"Cybersecurity betrifft uns alle – vom Ein-Personen-Unternehmen bis zum internationalen Konzern."
Schulterschluss für mehr IT-Sicherheit
Die Veranstaltung fand im Makerspace Carinthia in Klagenfurt statt und lockte zahlreiche Vertreter:innen aus Wirtschaft, Verwaltung, Forschung und Bildung an. Im Mittelpunkt standen reale Angriffsszenarien, das menschliche Verhalten im digitalen Raum und Strategien zur Cyberabwehr.
Die aktuelle KPMG-Cybersecurity-Studie 2025 zeigt ein alarmierendes Bild: Jeder siebte Cyberangriff in Österreich ist erfolgreich. Gleichzeitig erkennen Unternehmen inzwischen zwei Drittel aller Angriffe selbst, meist durch aufmerksame Mitarbeiter:innen.
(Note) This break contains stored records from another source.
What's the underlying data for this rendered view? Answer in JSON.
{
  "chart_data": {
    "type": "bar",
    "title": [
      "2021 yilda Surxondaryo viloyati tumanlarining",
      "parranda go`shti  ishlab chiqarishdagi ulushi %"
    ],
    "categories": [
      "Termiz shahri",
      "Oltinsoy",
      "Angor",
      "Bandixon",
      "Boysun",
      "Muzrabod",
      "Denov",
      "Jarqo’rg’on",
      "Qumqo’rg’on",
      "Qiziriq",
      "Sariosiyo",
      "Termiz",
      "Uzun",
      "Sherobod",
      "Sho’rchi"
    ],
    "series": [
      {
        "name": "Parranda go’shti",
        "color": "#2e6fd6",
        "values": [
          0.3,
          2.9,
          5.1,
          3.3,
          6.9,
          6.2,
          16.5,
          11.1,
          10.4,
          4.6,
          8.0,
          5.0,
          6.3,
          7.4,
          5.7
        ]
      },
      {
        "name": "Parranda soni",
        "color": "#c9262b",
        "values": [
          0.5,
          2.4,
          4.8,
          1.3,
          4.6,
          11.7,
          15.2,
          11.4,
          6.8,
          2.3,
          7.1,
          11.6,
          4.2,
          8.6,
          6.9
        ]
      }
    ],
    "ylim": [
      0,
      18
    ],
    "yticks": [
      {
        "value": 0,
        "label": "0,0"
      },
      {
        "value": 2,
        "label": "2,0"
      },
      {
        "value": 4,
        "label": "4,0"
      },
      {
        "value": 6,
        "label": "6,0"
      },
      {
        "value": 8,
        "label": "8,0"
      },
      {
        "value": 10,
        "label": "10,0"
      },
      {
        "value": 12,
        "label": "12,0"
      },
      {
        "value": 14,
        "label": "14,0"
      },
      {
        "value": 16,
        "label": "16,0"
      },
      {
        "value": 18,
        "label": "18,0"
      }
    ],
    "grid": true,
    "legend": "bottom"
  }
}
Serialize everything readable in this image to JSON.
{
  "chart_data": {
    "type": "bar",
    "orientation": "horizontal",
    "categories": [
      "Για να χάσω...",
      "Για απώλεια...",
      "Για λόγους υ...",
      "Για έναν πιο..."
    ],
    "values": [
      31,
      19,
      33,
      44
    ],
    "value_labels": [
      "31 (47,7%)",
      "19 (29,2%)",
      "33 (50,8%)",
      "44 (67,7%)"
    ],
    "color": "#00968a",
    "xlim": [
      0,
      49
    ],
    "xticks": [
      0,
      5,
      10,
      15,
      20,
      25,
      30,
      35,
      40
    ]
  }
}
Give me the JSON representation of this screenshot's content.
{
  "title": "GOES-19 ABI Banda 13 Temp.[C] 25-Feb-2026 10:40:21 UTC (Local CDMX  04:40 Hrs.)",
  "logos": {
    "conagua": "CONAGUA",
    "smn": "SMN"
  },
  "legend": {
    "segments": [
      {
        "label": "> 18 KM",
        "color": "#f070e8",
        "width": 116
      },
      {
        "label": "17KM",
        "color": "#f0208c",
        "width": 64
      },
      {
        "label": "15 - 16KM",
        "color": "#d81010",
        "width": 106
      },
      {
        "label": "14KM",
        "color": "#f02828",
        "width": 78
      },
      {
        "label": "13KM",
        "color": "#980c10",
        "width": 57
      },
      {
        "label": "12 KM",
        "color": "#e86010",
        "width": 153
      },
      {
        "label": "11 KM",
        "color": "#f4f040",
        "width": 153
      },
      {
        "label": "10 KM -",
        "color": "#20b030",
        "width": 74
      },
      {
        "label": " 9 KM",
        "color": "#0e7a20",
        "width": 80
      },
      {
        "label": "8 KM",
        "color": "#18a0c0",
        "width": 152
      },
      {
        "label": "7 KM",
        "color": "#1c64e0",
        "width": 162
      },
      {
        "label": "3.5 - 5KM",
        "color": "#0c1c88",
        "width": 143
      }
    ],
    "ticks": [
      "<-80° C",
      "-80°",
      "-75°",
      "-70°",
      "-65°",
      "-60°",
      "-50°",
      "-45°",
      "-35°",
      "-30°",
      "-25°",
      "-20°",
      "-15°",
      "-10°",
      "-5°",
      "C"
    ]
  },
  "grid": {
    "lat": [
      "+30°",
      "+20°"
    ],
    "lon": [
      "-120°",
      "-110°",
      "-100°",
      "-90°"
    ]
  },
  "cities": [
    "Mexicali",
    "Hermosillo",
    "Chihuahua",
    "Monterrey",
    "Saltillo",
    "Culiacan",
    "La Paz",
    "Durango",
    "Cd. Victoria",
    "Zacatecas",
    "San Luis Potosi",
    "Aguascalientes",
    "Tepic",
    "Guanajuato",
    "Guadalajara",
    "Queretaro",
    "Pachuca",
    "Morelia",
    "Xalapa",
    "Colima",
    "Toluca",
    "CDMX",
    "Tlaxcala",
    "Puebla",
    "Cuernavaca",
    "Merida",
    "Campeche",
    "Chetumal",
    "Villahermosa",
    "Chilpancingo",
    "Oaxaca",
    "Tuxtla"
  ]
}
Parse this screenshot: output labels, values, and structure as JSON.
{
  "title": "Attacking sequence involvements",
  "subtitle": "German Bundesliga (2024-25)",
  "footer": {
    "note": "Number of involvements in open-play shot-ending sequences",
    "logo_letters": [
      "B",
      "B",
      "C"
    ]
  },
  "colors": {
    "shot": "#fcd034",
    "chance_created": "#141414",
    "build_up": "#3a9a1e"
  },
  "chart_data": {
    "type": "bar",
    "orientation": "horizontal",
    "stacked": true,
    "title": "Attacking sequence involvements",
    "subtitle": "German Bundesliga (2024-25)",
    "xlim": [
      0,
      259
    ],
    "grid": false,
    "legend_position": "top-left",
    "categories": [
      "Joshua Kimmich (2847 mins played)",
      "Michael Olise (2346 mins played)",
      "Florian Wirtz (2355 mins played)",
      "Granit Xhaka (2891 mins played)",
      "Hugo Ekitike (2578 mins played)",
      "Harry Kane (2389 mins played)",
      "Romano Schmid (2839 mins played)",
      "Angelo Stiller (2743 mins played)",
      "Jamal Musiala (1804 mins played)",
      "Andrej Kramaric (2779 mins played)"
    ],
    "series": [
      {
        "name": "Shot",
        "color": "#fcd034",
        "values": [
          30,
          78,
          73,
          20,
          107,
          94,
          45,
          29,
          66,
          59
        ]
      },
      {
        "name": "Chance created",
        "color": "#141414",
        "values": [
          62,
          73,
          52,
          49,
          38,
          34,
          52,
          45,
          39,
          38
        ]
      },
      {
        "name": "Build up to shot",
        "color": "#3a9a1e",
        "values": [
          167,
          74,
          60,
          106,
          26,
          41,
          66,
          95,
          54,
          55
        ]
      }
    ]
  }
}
Dennoch bleibt das Risiko hoch: Laut polizeilicher Kriminalstatistik 2024 erfolgt in Österreich alle 30 Minuten ein digitaler Angriff.
Menschen im Zentrum der Angriffe
Linus Neumann, IT-Sicherheitsexperte und Sprecher des Chaos Computer Clubs, analysierte in seiner Keynote die psychologischen Mechanismen moderner Cyberattacken. Dabei zeigte er auf, dass Angriffe oft nicht auf die Technik selbst, sondern auf den Menschen dahinter abzielen. Beispiele sind Phishing-Versuche oder gefälschte Identitäten, mit denen Angreifer bei einer Firma eindringen wollen. "IT-Sicherheit ist kein Zustand, sondern ein Prozess. Du schützt dein Business, nicht die IT", betont Neumann.
Marc Gfrerer, IT-Berufsgruppensprecher des Fachverbands für Unternehmensberatung, Buchhaltung und IT (UBIT) in Kärnten, unterstrich ebenfalls die gesellschaftliche Relevanz: "Die Bedrohungen entwickeln sich ständig weiter – umso wichtiger sind Austausch, Weiterbildung und praxisnahe Sensibilisierung."
Abwehrstrategien live erlebbar
Besonderes Aufsehen erregte der Datenspürhund "Duke" der Polizei, der in einer Live-Demonstration zeigte, wie Datenträger in ungewöhnlichen Verstecken aufgespürt werden können.
Zudem wurde der Einsatz von Drohnen bei Spurensicherung und Täterermittlung präsentiert. Expert:innen führten außerdem Live-Datenrettungen vor und gaben einen praktischen Einblick, wie gelöschte Informationen wiederhergestellt werden können.
Sicherheit als Standortfaktor
Laut Landesrat Sebastian Schuschnig ist Cybersecurity auch ein wichtiger Aspekt für den Wirtschaftsstandort Kärnten.
"Nur wer seine Daten schützen kann, wird langfristig wettbewerbsfähig und zukunftssicher bleiben."
Laut UBIT-Fachgruppenobmann Martin Zandonella kann dies nur gemeinsam erreicht werden: "Wir brauchen eine gelebte Sicherheitskultur, die beim Bewusstsein jedes Einzelnen beginnt."
Über die Cybersecurity Night
Die Cybersecurity Night ist eine jährliche Veranstaltungsreihe in Kärnten, die sich mit IT-Sicherheit und Abwehrstrategien gegen Cyberangriffe beschäftigt.
Das Event fand heuer zum neunten Mal statt und bot Vorträge, Live-Demos und eine Austauschplattform für die Besucher:innen.
Parallel zur Cybersecurity Night fand auch der Cybersecurity Day im Lakeside Park Klagenfurt statt. Dieser bot ein Programm aus Workshops, Vorträgen und der "Boss of the SOC"-Competition, bei der 17 Schüler:innen- und Studierendenteams aus Kärnten und der Steiermark gegeneinander antraten.